Bir zulüm ki ne ayet! Bir ayet ki ne kalkış! Bir diriliş ki ne ayet! Bir ayet ki ne direniş!
Kutile ashabul Uhdud!
"Hani o tutuşturulmuş ateşin başına oturmuşlar, Ve mü'minlere yaptıklarını seyrediyorlardı . Onlardan, yalnızca 'üstün ve güçlü olan,' övülen Allah'a iman ettiklerinden dolayı intikam alıyorlardı."[1]
Kahrolsun ehl-i Yehûd!
Ey Gazze! Sen ki bu şirk dünyasının tutsak alanında "rabbim sadece Allah" demekten başka bir suç işlemedin. Şirke sapan kardeşlerin kaçıp kurtuldu ve dahi eğlendi senin sınırlarında. Ama sen Allah'tan başka kimseden korkmadığın için alemin şahitliği arasında ateşe sürüldün.
Rabbim! Gazze'yi tanık kıl, "Dostum sadece güçlü ve övgüye layık olan Allah'tır!" diyen Gazzeli mü'minleri, Gazze'de bedenler yanarken yüreği kavrulanlara da şahid ol. Ve lanetini kaldırma Yahudi'nin üzerinden, üzerine ateş yağarken mü'minleri keyifle seyreden aşağılık kavimden, Hendek ashabından kaldırmadığın gibi.
"Ve diri diri toprağa gömülen kızcağıza sorulduğunda. «Hangi günahtan dolayı öldürüldü?» diye." [2]
Ey Gazze! Sen ey Hanzala'nın kızkardeşi, söyle bize o bombalar toprağının altını üstüne getirirken hangi günahı işliyordun?
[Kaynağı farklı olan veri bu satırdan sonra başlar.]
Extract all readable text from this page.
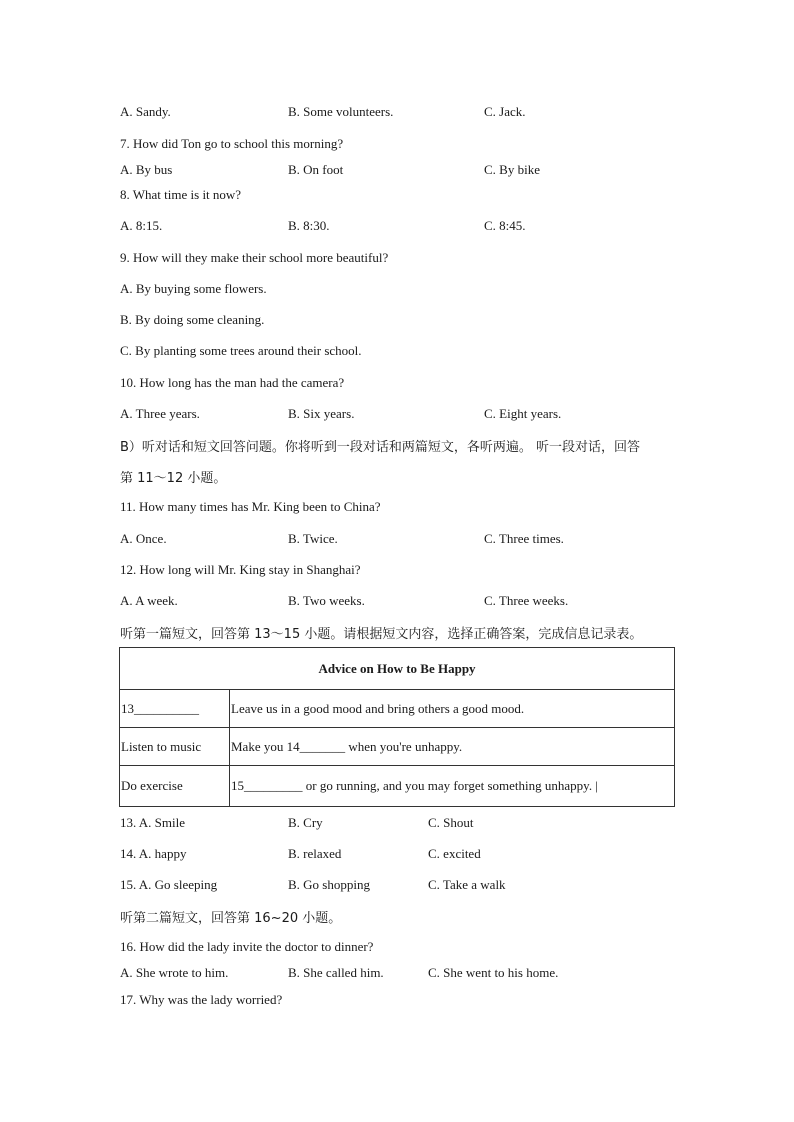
A. Sandy.	B. Some volunteers.	C. Jack.
7. How did Ton go to school this morning?
A. By bus	B. On foot	C. By bike
8. What time is it now?
A. 8:15.	B. 8:30.	C. 8:45.
9. How will they make their school more beautiful?
A. By buying some flowers.
B. By doing some cleaning.
C. By planting some trees around their school.
10. How long has the man had the camera?
A. Three years.	B. Six years.	C. Eight years.
B）听对话和短文回答问题。你将听到一段对话和两篇短文，各听两遍。 听一段对话，回答
第 11～12 小题。
11. How many times has Mr. King been to China?
A. Once.	B. Twice.	C. Three times.
12. How long will Mr. King stay in Shanghai?
A. A week.	B. Two weeks.	C. Three weeks.
听第一篇短文，回答第 13～15 小题。请根据短文内容，选择正确答案，完成信息记录表。
Advice on How to Be Happy	
13__________	Leave us in a good mood and bring others a good mood.
Listen to music	Make you 14_______ when you're unhappy.
Do exercise	15_________ or go running, and you may forget something unhappy. |
13. A. Smile	B. Cry	C. Shout
14. A. happy	B. relaxed	C. excited
15. A. Go sleeping	B. Go shopping	C. Take a walk
听第二篇短文，回答第 16~20 小题。
16. How did the lady invite the doctor to dinner?
A. She wrote to him.	B. She called him.	C. She went to his home.
17. Why was the lady worried?
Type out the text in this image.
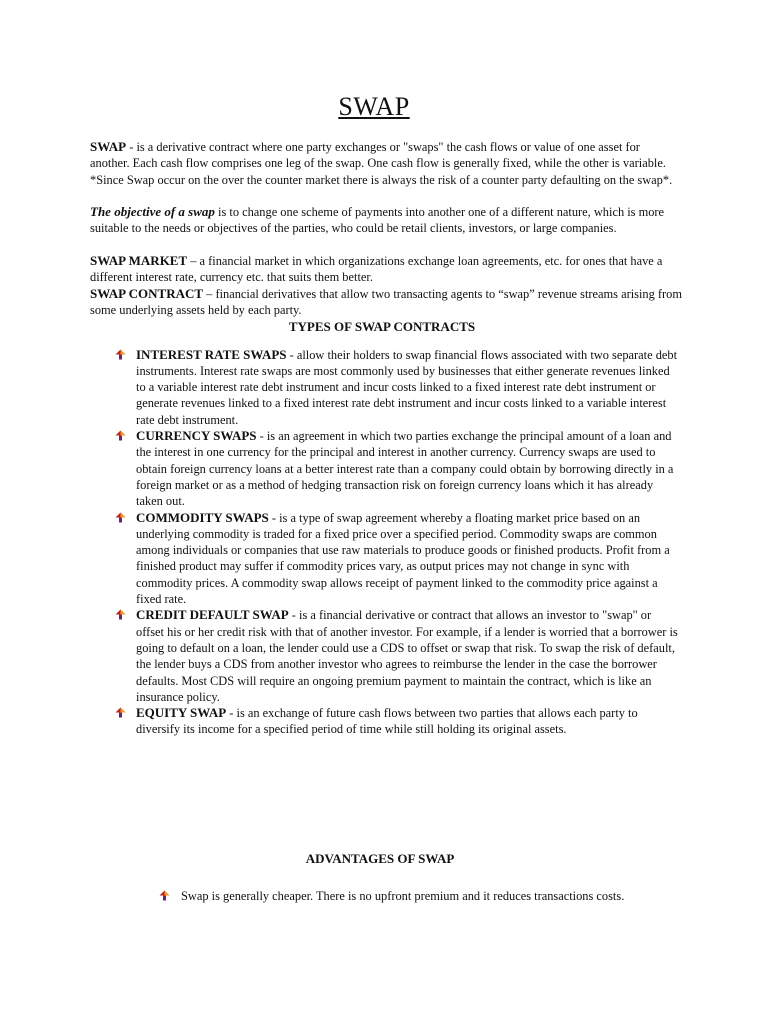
SWAP

SWAP - is a derivative contract where one party exchanges or "swaps" the cash flows or value of one asset for another. Each cash flow comprises one leg of the swap. One cash flow is generally fixed, while the other is variable.

*Since Swap occur on the over the counter market there is always the risk of a counter party defaulting on the swap*.

The objective of a swap is to change one scheme of payments into another one of a different nature, which is more suitable to the needs or objectives of the parties, who could be retail clients, investors, or large companies.

SWAP MARKET – a financial market in which organizations exchange loan agreements, etc. for ones that have a different interest rate, currency etc. that suits them better.

SWAP CONTRACT – financial derivatives that allow two transacting agents to “swap” revenue streams arising from some underlying assets held by each party.

TYPES OF SWAP CONTRACTS
INTEREST RATE SWAPS - allow their holders to swap financial flows associated with two separate debt instruments. Interest rate swaps are most commonly used by businesses that either generate revenues linked to a variable interest rate debt instrument and incur costs linked to a fixed interest rate debt instrument or generate revenues linked to a fixed interest rate debt instrument and incur costs linked to a variable interest rate debt instrument.
CURRENCY SWAPS - is an agreement in which two parties exchange the principal amount of a loan and the interest in one currency for the principal and interest in another currency. Currency swaps are used to obtain foreign currency loans at a better interest rate than a company could obtain by borrowing directly in a foreign market or as a method of hedging transaction risk on foreign currency loans which it has already taken out.
COMMODITY SWAPS - is a type of swap agreement whereby a floating market price based on an underlying commodity is traded for a fixed price over a specified period. Commodity swaps are common among individuals or companies that use raw materials to produce goods or finished products. Profit from a finished product may suffer if commodity prices vary, as output prices may not change in sync with commodity prices. A commodity swap allows receipt of payment linked to the commodity price against a fixed rate.
CREDIT DEFAULT SWAP - is a financial derivative or contract that allows an investor to "swap" or offset his or her credit risk with that of another investor. For example, if a lender is worried that a borrower is going to default on a loan, the lender could use a CDS to offset or swap that risk. To swap the risk of default, the lender buys a CDS from another investor who agrees to reimburse the lender in the case the borrower defaults. Most CDS will require an ongoing premium payment to maintain the contract, which is like an insurance policy.
EQUITY SWAP - is an exchange of future cash flows between two parties that allows each party to diversify its income for a specified period of time while still holding its original assets.
ADVANTAGES OF SWAP
Swap is generally cheaper. There is no upfront premium and it reduces transactions costs.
Ve dahi bu kız halinle on yıl sonra hangi günahı işleyecektin bir yahudi topluluğunun içinde? De bize ey Sümeyye'nin kızı! Musa bile hikmetli kulun ferasetine katlanamazken şu İsrailoğullarını n lanetlenmiş ordusu füzelerini hikmetle mi ateşlermiş?
"İnsanlar içerisinde iman edenlere düşmanlık bakımından en şiddetli olarak yahudiler ile şirk koşanları bulacaksın!"[3]
Ey Gazze! Üzerine gazap ateşi yağdıran kavim senden ne ister? Yüzyıldır kinini kusmaktan yorulmayan bu kavim kim? Alemlere üstün seçildiği zaman da Allah'ın lanetine uğradığı zaman da Allah'a ve mü'minlere düşmanlık etmekten imtina etmeyen bu zalim peygamber çocukları kim? Hatırla ki kanından olan bu kavim, sen garip olarak çöle sürüldüğünden beri seni aramamışlardı ve sormamışlardı. Tam ikibin beş yüzyıl sonra peygamber olarak ayağa kalkan baban İsmail'in çocuğu bir hasretle amcaoğulların olan bu kavme "Allah birdir ben ise O'nun elçisiyim" dediğinde müşriklerle anlaşıp O'na karşı tuzak kuran bu kavmin geçmişini unutma ve unutma "Allah fakir biz ise zengin diyeni", peygamber öldüren bu sapkın topluluğu, alemde bütün kadınlara üstün kılınan Meryem'e en çirkin iftirada bulunan bu fasid topluluğu. Kur'an ayetlerini unutturma ey Gazze, bize kendini unutturma!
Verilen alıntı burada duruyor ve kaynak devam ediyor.